Compliance With Laws : This Assignment is made subject
to all applicable laws, statutes, ordinances, permits, decrees,
orders, judgments, rules and regulations which are
promulgated, issued or enacted by a governmental entity having
appropriate jurisdiction.
3.
Tax Apportionment :
3.1
Non-Ad-Valorem Taxes Fees and Expenses . Equitable
shall assume responsibility for and bear and pay all sales, use,
documentary, recording, stamp, transfer, and other similar taxes,
fees and expenses attributable to or arising from EG’s
purchase of the Properties as contemplated under the terms of this
Assignment.
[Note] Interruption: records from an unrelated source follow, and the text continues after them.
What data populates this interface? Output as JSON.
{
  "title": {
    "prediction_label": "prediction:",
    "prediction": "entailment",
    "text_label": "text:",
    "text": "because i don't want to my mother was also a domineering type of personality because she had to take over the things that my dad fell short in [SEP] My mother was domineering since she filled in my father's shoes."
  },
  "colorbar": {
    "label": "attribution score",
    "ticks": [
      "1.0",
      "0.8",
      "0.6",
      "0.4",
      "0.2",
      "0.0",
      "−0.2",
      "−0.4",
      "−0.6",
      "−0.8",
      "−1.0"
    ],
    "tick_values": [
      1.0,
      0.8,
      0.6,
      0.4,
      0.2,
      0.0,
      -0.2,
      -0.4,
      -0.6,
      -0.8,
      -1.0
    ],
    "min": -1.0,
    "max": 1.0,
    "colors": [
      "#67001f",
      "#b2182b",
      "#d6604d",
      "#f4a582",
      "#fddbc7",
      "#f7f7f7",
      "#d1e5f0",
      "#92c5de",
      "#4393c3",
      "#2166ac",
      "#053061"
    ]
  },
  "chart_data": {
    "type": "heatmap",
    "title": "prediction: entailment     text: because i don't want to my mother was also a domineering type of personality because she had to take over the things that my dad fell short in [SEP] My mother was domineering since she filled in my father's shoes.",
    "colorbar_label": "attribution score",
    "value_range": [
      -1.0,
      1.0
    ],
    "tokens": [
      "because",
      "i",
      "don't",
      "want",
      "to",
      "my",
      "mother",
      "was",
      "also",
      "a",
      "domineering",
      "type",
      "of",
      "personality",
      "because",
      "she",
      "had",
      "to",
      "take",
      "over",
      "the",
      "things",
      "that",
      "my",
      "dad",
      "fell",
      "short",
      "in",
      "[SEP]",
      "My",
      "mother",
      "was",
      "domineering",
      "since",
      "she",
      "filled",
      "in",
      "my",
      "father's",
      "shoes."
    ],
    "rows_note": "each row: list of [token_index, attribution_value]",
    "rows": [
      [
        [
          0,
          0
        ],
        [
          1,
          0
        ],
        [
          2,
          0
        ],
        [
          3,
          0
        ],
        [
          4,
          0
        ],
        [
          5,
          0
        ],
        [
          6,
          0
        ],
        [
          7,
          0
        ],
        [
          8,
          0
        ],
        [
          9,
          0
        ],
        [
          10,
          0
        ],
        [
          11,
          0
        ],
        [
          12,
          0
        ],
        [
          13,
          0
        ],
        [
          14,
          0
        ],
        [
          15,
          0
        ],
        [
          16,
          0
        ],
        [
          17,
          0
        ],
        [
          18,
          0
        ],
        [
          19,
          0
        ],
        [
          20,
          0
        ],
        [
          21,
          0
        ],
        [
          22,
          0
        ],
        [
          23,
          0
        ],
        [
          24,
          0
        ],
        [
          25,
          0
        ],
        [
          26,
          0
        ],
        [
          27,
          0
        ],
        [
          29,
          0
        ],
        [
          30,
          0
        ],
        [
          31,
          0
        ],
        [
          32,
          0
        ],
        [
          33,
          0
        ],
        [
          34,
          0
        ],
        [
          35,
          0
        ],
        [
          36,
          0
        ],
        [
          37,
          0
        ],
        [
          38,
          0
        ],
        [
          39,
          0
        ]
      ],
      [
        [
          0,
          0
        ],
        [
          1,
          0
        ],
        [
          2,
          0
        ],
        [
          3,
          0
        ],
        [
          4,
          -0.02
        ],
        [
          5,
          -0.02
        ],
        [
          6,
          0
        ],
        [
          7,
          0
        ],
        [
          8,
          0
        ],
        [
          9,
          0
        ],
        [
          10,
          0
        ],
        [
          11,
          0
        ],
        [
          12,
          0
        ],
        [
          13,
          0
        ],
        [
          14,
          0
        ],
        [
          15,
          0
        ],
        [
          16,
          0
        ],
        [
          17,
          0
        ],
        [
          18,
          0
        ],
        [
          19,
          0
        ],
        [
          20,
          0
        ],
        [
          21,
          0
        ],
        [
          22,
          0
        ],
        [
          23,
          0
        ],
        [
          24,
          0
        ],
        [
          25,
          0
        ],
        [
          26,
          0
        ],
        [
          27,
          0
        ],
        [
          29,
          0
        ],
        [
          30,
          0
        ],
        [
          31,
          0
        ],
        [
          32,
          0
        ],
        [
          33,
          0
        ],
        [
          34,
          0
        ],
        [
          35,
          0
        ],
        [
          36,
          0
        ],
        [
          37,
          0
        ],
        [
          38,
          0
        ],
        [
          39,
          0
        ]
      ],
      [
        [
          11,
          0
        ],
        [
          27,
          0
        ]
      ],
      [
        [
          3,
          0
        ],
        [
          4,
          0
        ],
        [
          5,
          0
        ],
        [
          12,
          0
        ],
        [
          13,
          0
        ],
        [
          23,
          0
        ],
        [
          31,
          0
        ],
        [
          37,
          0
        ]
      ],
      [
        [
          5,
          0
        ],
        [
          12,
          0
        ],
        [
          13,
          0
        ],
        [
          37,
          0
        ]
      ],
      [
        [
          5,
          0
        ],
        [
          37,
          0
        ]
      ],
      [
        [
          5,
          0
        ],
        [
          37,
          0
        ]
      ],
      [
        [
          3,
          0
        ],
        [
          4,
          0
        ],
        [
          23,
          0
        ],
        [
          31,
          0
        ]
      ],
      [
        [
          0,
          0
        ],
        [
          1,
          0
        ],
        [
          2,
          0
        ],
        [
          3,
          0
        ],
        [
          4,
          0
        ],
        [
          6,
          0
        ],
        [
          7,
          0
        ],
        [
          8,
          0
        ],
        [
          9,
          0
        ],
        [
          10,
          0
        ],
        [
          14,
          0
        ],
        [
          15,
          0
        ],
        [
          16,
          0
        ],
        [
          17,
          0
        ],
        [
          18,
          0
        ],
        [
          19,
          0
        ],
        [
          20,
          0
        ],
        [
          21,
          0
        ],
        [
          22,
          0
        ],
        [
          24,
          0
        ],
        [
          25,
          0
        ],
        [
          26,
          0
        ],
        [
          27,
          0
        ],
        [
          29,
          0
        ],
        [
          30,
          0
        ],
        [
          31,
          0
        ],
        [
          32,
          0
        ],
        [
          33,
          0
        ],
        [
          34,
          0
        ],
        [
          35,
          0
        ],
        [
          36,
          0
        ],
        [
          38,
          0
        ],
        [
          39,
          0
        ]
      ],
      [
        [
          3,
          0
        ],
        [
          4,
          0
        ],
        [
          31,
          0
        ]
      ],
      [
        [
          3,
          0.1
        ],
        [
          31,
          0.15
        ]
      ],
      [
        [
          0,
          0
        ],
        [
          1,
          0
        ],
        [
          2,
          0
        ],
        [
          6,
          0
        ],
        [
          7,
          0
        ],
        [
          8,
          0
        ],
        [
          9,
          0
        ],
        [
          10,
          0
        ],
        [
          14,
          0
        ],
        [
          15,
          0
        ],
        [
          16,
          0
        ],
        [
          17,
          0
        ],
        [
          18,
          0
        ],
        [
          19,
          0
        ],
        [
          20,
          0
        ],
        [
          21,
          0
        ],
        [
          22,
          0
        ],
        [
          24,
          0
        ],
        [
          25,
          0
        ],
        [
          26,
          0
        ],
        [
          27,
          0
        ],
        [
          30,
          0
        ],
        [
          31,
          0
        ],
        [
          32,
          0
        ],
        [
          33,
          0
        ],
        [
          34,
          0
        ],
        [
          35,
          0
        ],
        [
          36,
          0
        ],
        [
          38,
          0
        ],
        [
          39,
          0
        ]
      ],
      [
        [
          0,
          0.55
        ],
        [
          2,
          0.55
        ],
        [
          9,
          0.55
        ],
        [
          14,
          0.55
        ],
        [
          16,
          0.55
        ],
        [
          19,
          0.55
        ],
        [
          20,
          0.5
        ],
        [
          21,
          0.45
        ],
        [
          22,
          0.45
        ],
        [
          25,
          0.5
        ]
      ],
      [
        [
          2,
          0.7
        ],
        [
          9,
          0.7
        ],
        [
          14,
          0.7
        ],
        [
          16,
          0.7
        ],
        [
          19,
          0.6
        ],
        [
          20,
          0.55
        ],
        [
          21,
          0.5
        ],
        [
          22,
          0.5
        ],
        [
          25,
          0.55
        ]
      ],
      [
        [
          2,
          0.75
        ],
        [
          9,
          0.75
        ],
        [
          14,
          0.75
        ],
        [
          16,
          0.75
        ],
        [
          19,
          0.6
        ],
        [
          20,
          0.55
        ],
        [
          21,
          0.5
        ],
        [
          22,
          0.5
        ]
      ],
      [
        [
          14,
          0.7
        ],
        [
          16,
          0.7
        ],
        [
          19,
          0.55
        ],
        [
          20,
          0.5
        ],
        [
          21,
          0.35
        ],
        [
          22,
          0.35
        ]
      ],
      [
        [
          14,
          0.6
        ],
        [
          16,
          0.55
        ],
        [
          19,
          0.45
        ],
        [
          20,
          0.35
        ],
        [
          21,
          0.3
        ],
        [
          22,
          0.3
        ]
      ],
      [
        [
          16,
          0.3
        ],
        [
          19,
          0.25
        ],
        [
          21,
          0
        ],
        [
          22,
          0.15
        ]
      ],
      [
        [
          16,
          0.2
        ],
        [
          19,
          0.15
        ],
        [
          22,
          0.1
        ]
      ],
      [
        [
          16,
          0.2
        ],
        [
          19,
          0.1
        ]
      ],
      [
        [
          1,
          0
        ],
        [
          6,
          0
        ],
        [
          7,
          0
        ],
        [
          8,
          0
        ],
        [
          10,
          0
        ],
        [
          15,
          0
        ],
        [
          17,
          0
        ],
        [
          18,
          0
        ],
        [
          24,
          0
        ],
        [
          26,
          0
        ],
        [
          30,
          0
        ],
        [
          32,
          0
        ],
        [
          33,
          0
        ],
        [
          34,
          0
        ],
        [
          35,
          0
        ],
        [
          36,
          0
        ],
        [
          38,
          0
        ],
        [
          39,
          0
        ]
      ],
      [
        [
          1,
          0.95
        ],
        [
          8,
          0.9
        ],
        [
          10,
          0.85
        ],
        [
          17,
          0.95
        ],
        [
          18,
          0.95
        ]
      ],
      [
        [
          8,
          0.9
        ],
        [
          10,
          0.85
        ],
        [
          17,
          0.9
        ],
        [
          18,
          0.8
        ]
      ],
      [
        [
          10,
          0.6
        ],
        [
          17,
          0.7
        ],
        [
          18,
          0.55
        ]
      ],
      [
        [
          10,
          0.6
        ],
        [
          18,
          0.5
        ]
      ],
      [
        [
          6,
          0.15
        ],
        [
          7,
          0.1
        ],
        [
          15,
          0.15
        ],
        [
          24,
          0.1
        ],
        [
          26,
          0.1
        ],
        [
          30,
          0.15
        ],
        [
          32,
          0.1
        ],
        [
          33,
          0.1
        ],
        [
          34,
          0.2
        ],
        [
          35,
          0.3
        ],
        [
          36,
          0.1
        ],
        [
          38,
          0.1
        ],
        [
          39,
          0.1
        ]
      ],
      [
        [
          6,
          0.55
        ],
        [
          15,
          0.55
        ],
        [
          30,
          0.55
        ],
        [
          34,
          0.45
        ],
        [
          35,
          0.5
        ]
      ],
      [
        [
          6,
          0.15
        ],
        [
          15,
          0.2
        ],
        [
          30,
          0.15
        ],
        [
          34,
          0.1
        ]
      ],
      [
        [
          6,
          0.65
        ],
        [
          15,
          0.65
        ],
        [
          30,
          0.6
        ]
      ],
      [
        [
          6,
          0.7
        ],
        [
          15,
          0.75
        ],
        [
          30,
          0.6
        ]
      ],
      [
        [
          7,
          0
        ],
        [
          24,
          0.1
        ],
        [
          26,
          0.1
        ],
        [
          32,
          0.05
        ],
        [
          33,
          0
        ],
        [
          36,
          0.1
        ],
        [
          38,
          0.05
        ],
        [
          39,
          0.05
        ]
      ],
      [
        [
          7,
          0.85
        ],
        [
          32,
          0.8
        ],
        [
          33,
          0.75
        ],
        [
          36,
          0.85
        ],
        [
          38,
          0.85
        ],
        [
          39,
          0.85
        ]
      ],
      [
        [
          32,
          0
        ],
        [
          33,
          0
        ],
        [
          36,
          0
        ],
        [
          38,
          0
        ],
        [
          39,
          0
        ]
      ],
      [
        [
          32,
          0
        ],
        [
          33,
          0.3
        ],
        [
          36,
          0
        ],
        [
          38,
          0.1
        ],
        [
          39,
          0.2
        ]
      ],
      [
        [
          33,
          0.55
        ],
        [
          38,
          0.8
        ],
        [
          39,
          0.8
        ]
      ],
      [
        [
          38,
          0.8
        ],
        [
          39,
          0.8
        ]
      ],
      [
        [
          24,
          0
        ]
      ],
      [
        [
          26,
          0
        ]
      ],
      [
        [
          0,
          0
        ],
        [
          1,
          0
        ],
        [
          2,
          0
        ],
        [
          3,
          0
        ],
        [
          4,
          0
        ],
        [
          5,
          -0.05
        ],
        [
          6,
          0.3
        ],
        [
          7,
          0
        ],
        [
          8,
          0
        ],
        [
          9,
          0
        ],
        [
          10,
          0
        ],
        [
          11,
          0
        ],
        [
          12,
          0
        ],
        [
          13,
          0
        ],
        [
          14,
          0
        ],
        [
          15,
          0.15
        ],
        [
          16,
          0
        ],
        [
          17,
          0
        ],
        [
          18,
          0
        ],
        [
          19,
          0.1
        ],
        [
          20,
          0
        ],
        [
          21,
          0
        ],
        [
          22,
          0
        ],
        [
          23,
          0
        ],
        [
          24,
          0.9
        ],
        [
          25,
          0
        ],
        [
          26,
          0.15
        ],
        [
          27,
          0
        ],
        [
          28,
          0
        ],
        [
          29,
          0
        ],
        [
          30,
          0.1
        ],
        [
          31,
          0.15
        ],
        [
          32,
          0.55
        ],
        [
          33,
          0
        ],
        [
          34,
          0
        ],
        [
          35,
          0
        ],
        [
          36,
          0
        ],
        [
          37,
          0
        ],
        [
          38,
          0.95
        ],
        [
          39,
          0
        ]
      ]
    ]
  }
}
Equitable further agrees to pay all filing and
recording fees relating to the filing and recording of any
instruments delivered by MarkWest to convey the Properties to
EG. For the taxes or fees which MarkWest retains
responsibility for, MarkWest shall indemnify, defend and hold
harmless Equitable, its affiliates, and their directors, officers,
employees and representatives with regard to any damages,
obligations, liabilities, penalties, costs and expenses (including
without limitation reasonable attorneys fees) resulting in any way
from the nonpayment of taxes or other fees for which MarkWest is
responsible. For the taxes or fees which Equitable assumes
responsibility for pursuant to that certain Settlement and Release Agreement by and
among EPC, EG, MarkWest and MarkWest Hydrocarbon, Inc., dated
November 16, 2007 , Equitable shall indemnify, defend
and hold harmless MarkWest, its affiliates, and their directors,
officers, employees and representatives with regard to any damages,
obligations, liabilities, penalties, costs and expenses (including
without limitation reasonable attorneys fees) resulting in any way
from the nonpayment of taxes or other fees for which Equitable is
responsible.
3.2
Payment of Ad Valorem and Similar Taxes . Subject to
Sections 3.4, 3.5 and 3.6, (i) MarkWest shall be responsible
for the preparation and filing of any ad valorem and similar
property tax returns that are required to be filed prior to
the
2
Effective Date and shall be responsible for the
payment of all ad valorem and other property taxes, including
fines, interest, and penalties related thereto, imposed on or with
respect to the Properties and that are attributable to any time
prior to the Effective Date and shall be entitled to any refunds,
rebates, overpayments and the like, arising from or with respect to
the Properties and that are attributable to any time prior to the
Effective Date; (ii) Equitable shall be responsible for the
preparation and filing of any ad valorem and similar property tax
returns that are required to be filed subsequent to the Effective
Date and shall be responsible for the payment of all ad valorem and
other property taxes, including fines, interest and penalties
related thereto, imposed on or with respect to the Properties and
that are attributable to any time on or after the Effective Date
and shall be entitled to any refunds, rebates, overpayments and the
like, arising from or with respect to the Properties and that are
attributable to any time on or after the Effective Date.